Candle Boy and I watched a show at Second City (from the second row!) one of the nights we were there, and I’d dare say it was funnier than Ali Wong’s live show in SF last summer. The comedians at Second City did a bit where they sought out members of the audience to connect with each other, using the logic from the idea of six degrees of separation. When their first target said he was from Seattle, and added later that he had only had a granola bar for breakfast, the comedians ripped him apart.
“Oh, Seattle, so west coast with your quarter-zip Patagonia jackets and only eating granola for breakfast!”
Needless to say, Candle Boy and I got a kick out of hearing what Midwesterners apparently thought of Seattle—which is, frankly, nowhere near as bad as the Bay Area, especially Berkeley and Oakland. But this raised an interesting question for me the next day, as Candle Boy and I made our rounds through The Field Museum.

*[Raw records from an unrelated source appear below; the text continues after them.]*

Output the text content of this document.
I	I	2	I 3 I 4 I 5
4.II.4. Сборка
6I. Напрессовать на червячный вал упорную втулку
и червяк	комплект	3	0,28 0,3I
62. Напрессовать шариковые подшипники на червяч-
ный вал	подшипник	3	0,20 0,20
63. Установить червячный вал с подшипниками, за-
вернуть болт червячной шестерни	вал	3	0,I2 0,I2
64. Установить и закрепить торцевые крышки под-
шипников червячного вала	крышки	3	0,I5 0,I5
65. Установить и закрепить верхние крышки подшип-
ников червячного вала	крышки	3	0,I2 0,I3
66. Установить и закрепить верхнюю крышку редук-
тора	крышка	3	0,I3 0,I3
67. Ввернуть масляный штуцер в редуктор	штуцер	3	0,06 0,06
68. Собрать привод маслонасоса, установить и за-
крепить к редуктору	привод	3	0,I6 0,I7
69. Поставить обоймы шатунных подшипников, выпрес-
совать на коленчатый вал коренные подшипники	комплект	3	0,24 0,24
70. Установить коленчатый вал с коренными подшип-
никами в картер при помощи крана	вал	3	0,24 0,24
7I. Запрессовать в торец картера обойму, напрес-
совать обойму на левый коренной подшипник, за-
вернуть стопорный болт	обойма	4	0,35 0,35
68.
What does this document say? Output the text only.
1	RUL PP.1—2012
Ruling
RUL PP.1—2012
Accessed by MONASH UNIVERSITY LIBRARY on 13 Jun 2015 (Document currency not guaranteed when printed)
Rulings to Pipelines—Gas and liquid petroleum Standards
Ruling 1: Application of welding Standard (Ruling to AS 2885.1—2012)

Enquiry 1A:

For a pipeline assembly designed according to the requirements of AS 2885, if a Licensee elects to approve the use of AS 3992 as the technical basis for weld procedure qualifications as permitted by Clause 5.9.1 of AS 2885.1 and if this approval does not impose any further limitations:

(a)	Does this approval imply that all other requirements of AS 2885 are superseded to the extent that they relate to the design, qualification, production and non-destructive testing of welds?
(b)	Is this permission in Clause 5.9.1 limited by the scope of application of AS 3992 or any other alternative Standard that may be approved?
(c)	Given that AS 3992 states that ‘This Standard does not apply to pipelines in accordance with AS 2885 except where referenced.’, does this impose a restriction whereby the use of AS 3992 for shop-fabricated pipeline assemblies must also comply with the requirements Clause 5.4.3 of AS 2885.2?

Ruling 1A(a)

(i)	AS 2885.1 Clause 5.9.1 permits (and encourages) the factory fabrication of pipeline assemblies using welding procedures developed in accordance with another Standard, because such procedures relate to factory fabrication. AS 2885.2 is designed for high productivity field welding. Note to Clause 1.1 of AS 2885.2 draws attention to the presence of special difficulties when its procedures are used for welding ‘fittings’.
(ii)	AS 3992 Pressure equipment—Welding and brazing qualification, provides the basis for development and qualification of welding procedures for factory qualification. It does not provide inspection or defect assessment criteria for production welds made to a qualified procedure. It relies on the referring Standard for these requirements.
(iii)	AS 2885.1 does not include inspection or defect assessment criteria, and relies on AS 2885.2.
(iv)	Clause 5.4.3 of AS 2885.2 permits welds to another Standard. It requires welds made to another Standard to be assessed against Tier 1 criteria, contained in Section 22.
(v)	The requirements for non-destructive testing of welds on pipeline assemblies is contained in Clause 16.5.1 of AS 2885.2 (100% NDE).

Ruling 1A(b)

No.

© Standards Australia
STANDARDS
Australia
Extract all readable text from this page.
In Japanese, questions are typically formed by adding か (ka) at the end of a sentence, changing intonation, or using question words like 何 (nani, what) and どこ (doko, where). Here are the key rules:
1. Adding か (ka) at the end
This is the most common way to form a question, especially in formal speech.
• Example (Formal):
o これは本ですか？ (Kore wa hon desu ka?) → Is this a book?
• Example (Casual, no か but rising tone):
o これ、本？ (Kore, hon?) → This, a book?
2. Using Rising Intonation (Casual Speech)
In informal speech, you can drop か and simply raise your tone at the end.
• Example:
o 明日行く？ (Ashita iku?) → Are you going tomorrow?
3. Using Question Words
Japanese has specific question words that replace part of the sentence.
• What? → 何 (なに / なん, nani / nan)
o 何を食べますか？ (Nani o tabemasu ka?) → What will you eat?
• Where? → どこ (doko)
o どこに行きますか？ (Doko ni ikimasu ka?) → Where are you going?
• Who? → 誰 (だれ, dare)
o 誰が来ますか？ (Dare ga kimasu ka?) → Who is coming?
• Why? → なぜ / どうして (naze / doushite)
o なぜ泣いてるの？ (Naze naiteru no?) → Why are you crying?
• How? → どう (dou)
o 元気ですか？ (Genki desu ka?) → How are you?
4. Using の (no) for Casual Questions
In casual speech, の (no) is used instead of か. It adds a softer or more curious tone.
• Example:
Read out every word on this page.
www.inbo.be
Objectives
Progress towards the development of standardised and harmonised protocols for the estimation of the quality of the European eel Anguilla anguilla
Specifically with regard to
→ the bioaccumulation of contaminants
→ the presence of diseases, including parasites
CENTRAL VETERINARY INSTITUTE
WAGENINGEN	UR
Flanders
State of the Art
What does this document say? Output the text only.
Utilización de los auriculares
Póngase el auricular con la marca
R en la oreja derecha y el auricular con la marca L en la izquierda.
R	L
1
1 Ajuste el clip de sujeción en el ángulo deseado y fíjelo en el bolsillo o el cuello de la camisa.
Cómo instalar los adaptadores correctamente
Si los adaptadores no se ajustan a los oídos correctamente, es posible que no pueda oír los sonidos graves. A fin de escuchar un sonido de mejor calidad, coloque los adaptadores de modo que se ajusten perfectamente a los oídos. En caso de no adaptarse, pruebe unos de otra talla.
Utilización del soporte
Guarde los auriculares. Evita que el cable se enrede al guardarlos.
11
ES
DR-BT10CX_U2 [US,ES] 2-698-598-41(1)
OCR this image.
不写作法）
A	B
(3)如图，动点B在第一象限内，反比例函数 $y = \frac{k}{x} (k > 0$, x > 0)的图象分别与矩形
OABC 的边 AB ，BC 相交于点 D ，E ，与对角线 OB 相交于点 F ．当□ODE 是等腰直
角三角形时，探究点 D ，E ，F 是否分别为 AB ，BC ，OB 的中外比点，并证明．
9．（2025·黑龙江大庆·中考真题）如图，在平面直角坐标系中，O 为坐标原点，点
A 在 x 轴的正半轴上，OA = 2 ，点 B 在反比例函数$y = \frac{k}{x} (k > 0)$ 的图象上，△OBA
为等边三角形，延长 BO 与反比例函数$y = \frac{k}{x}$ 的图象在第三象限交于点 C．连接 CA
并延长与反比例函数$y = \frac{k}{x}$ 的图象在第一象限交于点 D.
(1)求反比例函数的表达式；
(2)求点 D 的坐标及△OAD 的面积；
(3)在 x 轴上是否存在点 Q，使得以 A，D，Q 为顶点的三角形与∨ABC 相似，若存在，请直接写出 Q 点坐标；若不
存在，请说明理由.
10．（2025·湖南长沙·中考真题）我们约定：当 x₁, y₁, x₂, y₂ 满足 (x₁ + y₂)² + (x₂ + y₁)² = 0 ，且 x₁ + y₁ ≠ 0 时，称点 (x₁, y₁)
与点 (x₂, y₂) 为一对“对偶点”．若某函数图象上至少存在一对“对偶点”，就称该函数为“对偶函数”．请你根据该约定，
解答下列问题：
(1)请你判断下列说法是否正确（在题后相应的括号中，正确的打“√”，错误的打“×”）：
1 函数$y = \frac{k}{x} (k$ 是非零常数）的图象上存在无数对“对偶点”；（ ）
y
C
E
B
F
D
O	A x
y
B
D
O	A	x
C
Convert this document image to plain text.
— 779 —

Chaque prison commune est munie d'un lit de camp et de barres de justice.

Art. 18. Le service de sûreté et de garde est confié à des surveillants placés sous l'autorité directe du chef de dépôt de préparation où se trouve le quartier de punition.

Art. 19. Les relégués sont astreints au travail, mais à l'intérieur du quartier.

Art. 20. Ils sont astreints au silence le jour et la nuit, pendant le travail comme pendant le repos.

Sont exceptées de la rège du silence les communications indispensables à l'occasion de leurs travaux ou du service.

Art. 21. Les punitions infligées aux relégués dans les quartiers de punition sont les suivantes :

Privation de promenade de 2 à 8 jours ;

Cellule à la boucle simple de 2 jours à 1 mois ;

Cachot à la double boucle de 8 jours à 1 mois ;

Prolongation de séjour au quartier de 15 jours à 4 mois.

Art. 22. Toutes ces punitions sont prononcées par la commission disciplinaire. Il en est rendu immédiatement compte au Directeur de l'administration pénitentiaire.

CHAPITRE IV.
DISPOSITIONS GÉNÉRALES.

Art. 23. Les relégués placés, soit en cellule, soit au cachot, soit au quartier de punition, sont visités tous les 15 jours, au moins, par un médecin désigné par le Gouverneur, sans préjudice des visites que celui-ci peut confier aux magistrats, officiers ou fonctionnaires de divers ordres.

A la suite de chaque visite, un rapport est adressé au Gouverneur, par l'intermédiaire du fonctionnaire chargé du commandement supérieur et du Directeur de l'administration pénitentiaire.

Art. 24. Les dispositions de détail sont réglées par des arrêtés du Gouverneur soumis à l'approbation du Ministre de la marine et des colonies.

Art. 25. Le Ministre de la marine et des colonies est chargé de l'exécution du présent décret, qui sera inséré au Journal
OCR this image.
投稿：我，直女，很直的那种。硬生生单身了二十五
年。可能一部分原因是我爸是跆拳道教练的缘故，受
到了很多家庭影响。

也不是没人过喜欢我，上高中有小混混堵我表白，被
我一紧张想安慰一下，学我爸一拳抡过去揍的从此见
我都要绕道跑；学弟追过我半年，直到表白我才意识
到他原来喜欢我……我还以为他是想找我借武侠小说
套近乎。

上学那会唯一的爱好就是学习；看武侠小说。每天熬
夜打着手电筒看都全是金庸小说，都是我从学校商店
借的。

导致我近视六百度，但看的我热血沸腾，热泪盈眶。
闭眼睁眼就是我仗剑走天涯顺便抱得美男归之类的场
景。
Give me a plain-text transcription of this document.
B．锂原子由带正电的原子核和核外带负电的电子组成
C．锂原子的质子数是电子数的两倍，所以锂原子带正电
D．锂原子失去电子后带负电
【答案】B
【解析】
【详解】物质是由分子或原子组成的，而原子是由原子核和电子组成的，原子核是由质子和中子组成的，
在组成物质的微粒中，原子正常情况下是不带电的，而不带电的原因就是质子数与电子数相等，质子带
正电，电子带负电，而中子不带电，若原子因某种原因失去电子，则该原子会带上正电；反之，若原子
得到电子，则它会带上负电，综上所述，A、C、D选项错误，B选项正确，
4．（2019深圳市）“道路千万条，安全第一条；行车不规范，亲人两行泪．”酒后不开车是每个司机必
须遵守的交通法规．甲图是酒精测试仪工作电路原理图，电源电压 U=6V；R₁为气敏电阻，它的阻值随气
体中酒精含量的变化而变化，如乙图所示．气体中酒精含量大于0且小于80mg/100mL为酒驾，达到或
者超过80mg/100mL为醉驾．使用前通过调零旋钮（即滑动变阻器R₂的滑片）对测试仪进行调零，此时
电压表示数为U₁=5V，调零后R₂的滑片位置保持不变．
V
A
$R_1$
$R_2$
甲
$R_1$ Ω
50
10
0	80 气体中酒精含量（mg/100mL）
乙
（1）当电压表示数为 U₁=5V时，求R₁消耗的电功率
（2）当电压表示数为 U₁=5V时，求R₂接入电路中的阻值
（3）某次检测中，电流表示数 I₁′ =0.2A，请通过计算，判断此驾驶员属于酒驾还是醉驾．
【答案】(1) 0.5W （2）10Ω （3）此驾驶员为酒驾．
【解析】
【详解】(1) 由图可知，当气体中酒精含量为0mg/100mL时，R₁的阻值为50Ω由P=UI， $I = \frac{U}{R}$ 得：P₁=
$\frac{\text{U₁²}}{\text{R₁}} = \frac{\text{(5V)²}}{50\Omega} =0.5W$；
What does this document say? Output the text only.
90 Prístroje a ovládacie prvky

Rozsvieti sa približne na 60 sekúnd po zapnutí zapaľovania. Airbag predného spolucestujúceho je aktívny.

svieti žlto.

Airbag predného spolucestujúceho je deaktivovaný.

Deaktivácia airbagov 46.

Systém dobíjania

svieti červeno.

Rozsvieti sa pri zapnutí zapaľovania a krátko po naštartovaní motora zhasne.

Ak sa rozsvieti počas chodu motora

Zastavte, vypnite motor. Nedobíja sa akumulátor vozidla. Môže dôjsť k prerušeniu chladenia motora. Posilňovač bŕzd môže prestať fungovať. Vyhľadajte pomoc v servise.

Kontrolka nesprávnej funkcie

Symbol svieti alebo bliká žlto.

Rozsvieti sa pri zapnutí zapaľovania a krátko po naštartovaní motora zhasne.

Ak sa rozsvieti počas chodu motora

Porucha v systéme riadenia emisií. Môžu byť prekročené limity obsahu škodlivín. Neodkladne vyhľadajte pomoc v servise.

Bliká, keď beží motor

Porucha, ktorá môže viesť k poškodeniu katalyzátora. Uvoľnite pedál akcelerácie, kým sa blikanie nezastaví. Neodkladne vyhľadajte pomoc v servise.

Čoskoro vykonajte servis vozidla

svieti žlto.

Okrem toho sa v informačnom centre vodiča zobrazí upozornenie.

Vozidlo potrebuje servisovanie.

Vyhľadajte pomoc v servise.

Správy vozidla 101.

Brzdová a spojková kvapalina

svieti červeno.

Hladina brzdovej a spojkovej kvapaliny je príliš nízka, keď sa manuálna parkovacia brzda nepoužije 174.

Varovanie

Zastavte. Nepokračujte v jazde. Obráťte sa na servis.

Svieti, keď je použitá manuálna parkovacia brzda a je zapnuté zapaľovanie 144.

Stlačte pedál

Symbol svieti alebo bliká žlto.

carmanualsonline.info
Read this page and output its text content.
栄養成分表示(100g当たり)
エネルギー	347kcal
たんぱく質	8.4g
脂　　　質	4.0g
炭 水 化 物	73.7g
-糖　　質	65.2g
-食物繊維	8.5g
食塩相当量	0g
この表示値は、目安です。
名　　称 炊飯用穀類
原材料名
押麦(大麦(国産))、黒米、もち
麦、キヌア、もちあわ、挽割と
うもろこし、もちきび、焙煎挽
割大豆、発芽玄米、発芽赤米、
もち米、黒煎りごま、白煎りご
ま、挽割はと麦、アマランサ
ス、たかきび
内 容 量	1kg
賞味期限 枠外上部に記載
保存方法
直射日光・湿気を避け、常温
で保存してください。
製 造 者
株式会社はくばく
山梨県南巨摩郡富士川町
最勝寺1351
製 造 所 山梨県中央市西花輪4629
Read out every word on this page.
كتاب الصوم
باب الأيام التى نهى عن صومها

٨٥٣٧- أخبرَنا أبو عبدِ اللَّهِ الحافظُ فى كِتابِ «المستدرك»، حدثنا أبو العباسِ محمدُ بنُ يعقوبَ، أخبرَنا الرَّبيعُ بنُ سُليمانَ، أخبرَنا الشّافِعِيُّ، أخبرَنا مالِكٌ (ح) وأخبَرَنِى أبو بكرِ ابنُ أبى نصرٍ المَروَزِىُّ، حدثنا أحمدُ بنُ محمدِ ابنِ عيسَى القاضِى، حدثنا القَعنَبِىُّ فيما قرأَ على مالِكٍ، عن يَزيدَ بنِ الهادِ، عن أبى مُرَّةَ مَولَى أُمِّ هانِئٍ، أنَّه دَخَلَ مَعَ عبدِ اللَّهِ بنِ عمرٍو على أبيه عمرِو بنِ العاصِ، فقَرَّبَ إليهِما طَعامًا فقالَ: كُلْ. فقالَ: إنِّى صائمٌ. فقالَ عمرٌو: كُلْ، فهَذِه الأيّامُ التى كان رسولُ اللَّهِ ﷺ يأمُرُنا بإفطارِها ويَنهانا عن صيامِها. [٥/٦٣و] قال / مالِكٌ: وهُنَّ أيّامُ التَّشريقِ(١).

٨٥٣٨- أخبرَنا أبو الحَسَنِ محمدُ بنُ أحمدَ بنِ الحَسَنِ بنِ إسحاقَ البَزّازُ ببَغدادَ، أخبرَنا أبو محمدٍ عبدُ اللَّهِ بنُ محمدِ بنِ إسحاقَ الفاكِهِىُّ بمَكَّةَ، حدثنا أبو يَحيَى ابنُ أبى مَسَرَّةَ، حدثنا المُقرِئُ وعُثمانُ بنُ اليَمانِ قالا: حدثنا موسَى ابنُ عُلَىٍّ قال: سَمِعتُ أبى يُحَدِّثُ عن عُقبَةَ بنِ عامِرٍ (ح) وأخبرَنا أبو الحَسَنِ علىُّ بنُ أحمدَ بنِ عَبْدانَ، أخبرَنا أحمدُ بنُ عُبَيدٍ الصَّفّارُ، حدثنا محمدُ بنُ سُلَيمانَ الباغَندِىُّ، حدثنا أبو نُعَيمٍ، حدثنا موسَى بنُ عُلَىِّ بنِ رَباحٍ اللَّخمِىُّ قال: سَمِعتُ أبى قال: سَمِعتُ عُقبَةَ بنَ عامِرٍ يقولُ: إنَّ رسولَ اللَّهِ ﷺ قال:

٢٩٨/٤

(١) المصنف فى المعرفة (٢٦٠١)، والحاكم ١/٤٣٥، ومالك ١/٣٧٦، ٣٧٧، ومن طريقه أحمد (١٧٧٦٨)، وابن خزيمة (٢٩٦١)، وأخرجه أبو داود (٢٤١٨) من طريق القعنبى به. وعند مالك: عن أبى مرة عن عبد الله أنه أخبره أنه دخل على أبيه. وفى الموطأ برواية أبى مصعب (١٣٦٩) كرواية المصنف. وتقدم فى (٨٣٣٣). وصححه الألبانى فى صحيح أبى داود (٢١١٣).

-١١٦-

The entire Second City show (Dream Freaks Fall From Space) ranged from being an obvious rag on Trump to a deliberate slandering of him, complete with giant cardboard masks of his face contorted into very unattractive, but common, expressions of rage. One of the comedians, a Vietnamese woman, sang about someone’s new baby definitely being gay, and the Black male comedian explained why he asked every new woman he dated whether they voted for Trump.
I can’t recall all the jabs they threw that night, but I do remember thinking, these are jabs and stereotypes that folks of color in the Bay Area most commonly use in reference to white people.
At the show, as it was for the vast majority of our time in Chicago, Candle Boy and I were surrounded by white people. When the house lights rose during intermission, I craned my neck to count how many Asian Americans were present. (Five, including us.) I managed to spot one Black person, but most everyone else was not (noticeably from first glance) a person of color.
And yet, just about everyone in the audience (white people) was laughing at all of these jokes that were clearly taking stabs at white people. In retrospect, I can’t help but wonder, “Why are they laughing? What are they laughing about?”
I don’t ask this because I think they shouldn’t laugh or find these jokes humorous. I ask this because if I sat through a comedy show where comedians, regardless of their race, constantly made punch lines about negative Asian American stereotypes, whether or not there was any shred of evidence or truth, I would feel uncomfortable. I’m not certain I’d laugh.

As a woman of color who has had the fortune of living in the Bay Area for over 20 years—specifically in the liberal, diverse space of Berkeley for the past four—I have been fortunate to know that the rising social justice movements and the causes people fight for in this part of the country are ones that protect vulnerable members of my communities. Sometimes, that includes me.
In Chicago, a woman dining next to us at brunch one morning gave us a particularly dirty side eye as we sat down. A white pilot checked me so hard at the train station that I actually fell over straight backwards. (Thank you to the man walking behind me who caught me in the moment, I was too stunned to express my gratitude, and I regret that I didn’t.)
I know, Chicago is technically the big blue splotch of Illinois, so I can’t assume my experience was at all representative of, well, anything. But it was different—different enough from my experience at home in the Bay, as well as my experience traveling in Portland and Washington, D.C., that I noticed enough to write a mental Post-It for myself when I returned home.
I hate being in the center of attention, but I kind of wish I had volunteered as tribute when the comedians were looking for audience members to connect. I’m dying to know how they would have stereotyped this Berkeley grad.